Chris Ewan is mid-way through a six-month stint as Writer in Residence at 15 primary schools.
He said: ‘There’s been a real enthusiasm among the pupils I’ve been working with to talk about writing and reading and it’s astonishing to see how talented many of the children are.’
The initiative for Year 5 and 6 pupils (aged nine to 11) is funded by the Isle of Man Arts Council as part of its youth engagement programme for Island of Culture 2014, which is formally launched today (Monday).
Chris’s Good Thief’s Guide series, which is being developed for television in America by 20th Century Fox Television and the ABC Television network, and his more recent hard-hitting thrillers, published by Faber & Faber, are making him a well-known name in the book world.
In summer 2013 Chris’s thriller Safe House, which has sold more than half a million copies, saw him short-listed alongside household name authors for the coveted Theakston’s Old Peculier Crime Novel of the Year.
Chris is delivering two, 90-minute, workshops in schools on the theme of ‘the coast’, a setting that features heavily in his next novel, which is due out in October 2014. He has already visited six primaries and will go to nine more before the end of March.
He said: ‘At every school I’ve visited, I’ve heard new ideas for the stories the pupils are going to write, set in and around the Manx coastline, and I’m conscious that I’m going to have to up my game when I come to write my own short story on the same theme as part of my commitment to this Island of Culture 2014 initiative.’

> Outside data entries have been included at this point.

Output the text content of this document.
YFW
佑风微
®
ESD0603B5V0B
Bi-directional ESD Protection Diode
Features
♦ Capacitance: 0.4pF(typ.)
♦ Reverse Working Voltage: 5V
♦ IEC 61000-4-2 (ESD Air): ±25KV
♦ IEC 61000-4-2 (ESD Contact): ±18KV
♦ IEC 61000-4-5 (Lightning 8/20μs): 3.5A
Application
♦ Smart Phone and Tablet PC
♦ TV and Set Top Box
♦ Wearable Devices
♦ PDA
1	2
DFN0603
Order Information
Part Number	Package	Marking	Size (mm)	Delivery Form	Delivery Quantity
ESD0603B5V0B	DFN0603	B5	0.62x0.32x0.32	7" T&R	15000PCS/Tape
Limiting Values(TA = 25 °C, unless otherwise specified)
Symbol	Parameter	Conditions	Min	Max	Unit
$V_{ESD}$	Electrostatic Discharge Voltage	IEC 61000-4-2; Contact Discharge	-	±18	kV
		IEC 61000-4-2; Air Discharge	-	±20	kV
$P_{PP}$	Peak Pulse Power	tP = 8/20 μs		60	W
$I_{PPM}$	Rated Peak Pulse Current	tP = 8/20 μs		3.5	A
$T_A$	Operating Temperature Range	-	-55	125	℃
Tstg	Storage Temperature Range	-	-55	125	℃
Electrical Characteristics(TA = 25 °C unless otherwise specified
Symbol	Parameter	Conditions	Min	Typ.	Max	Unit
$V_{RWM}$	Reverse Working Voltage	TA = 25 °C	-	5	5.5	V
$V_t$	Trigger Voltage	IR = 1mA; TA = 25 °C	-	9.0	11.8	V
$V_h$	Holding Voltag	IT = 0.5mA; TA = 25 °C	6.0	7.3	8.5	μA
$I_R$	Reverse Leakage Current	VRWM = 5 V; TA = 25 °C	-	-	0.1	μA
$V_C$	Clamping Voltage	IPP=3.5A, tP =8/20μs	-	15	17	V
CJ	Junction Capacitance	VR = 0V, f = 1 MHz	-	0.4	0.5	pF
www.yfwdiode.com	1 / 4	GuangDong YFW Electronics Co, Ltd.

Chris’s own career as an author was encouraged when, as a teenager, he participated in a residential course for young writers and he said: ‘Perhaps the most heartening thing about this project has been hearing so many pupils talk about their dreams of becoming published writers and it’s fantastic that so many children are spending their spare time writing short stories and illustrating their own work, much as I used to when I was their age.

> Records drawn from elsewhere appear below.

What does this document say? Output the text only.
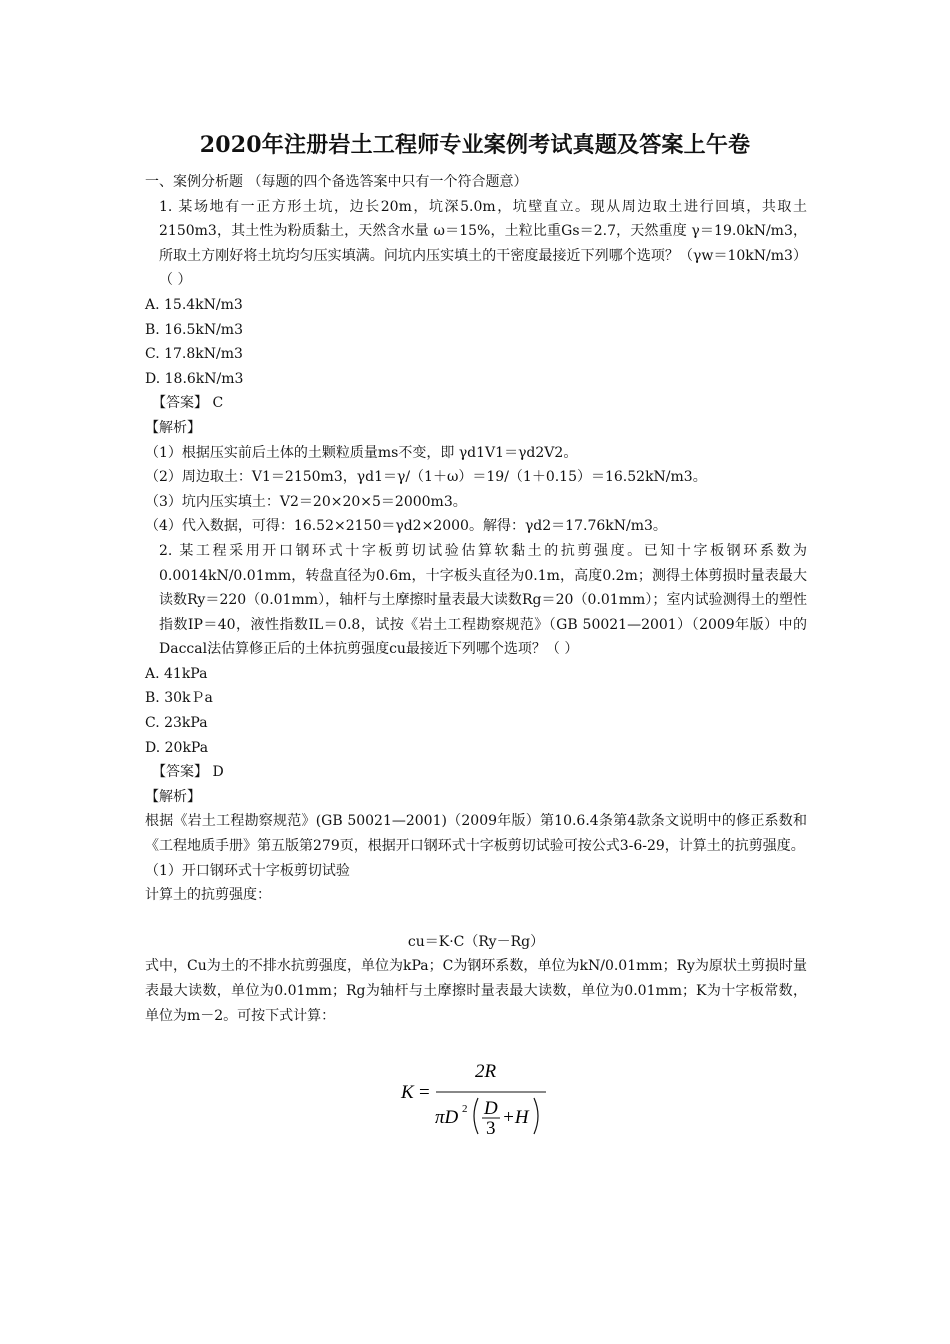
2020年注册岩土工程师专业案例考试真题及答案上午卷

一、案例分析题 （每题的四个备选答案中只有一个符合题意）

1. 某场地有一正方形土坑，边长20m，坑深5.0m，坑壁直立。现从周边取土进行回填，共取土2150m3，其土性为粉质黏土，天然含水量 ω＝15%，土粒比重Gs＝2.7，天然重度 γ＝19.0kN/m3，所取土方刚好将土坑均匀压实填满。问坑内压实填土的干密度最接近下列哪个选项？（γw＝10kN/m3）（ ）

A. 15.4kN/m3

B. 16.5kN/m3

C. 17.8kN/m3

D. 18.6kN/m3

【答案】 C

【解析】

（1）根据压实前后土体的土颗粒质量ms不变，即 γd1V1＝γd2V2。

（2）周边取土：V1＝2150m3，γd1＝γ/（1＋ω）＝19/（1＋0.15）＝16.52kN/m3。

（3）坑内压实填土：V2＝20×20×5＝2000m3。

（4）代入数据，可得：16.52×2150＝γd2×2000。解得：γd2＝17.76kN/m3。

2. 某工程采用开口钢环式十字板剪切试验估算软黏土的抗剪强度。已知十字板钢环系数为0.0014kN/0.01mm，转盘直径为0.6m，十字板头直径为0.1m，高度0.2m；测得土体剪损时量表最大读数Ry＝220（0.01mm），轴杆与土摩擦时量表最大读数Rg＝20（0.01mm）；室内试验测得土的塑性指数IP＝40，液性指数IL＝0.8，试按《岩土工程勘察规范》（GB 50021—2001）（2009年版）中的Daccal法估算修正后的土体抗剪强度cu最接近下列哪个选项？（ ）

A. 41kPa

B. 30kＰa

C. 23kPa

D. 20kPa

【答案】 D

【解析】

根据《岩土工程勘察规范》(GB 50021—2001)（2009年版）第10.6.4条第4款条文说明中的修正系数和《工程地质手册》第五版第279页，根据开口钢环式十字板剪切试验可按公式3-6-29，计算土的抗剪强度。

（1）开口钢环式十字板剪切试验

计算土的抗剪强度：

cu＝K·C（Ry－Rg）

式中，Cu为土的不排水抗剪强度，单位为kPa；C为钢环系数，单位为kN/0.01mm；Ry为原状土剪损时量表最大读数，单位为0.01mm；Rg为轴杆与土摩擦时量表最大读数，单位为0.01mm；K为十字板常数，单位为m－2。可按下式计算：

K =
2R
πD 2 D
3
+H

‘I’m grateful to all the schools, teachers and pupils who have participated in the scheme so far, and can’t wait to visit many more schools in 2014 to talk about Manx pirates, zombie crabs and hidden treasure.’
At 187-pupil St John’s Primary School, pupils are finishing off their stories after working out ideas and plotlines with Chris.
Pupil Samuel Perriam said: ‘It is inspiring to write our own stories with a famous author. Chris has experienced first-hand what it is like writing and selling books, which is important to me as I would like to publish my own writing one day.’
Reuben Allan said: ‘The way Chris starts out with his work is really interesting because of the amount of time he takes to plan his ideas before ever starting to write.’
Mirril Curtis added: ‘It was really interesting to find out how he starts off stories, which he spends months researching. He showed us his notes and how he divides up different parts of the story. His most recent books are very detailed in the plans and these are his most successful ones to date. We can learn from that.’
Breeshey Stringer said: ‘He inspires everyone to write, even people who don’t usually enjoy it.’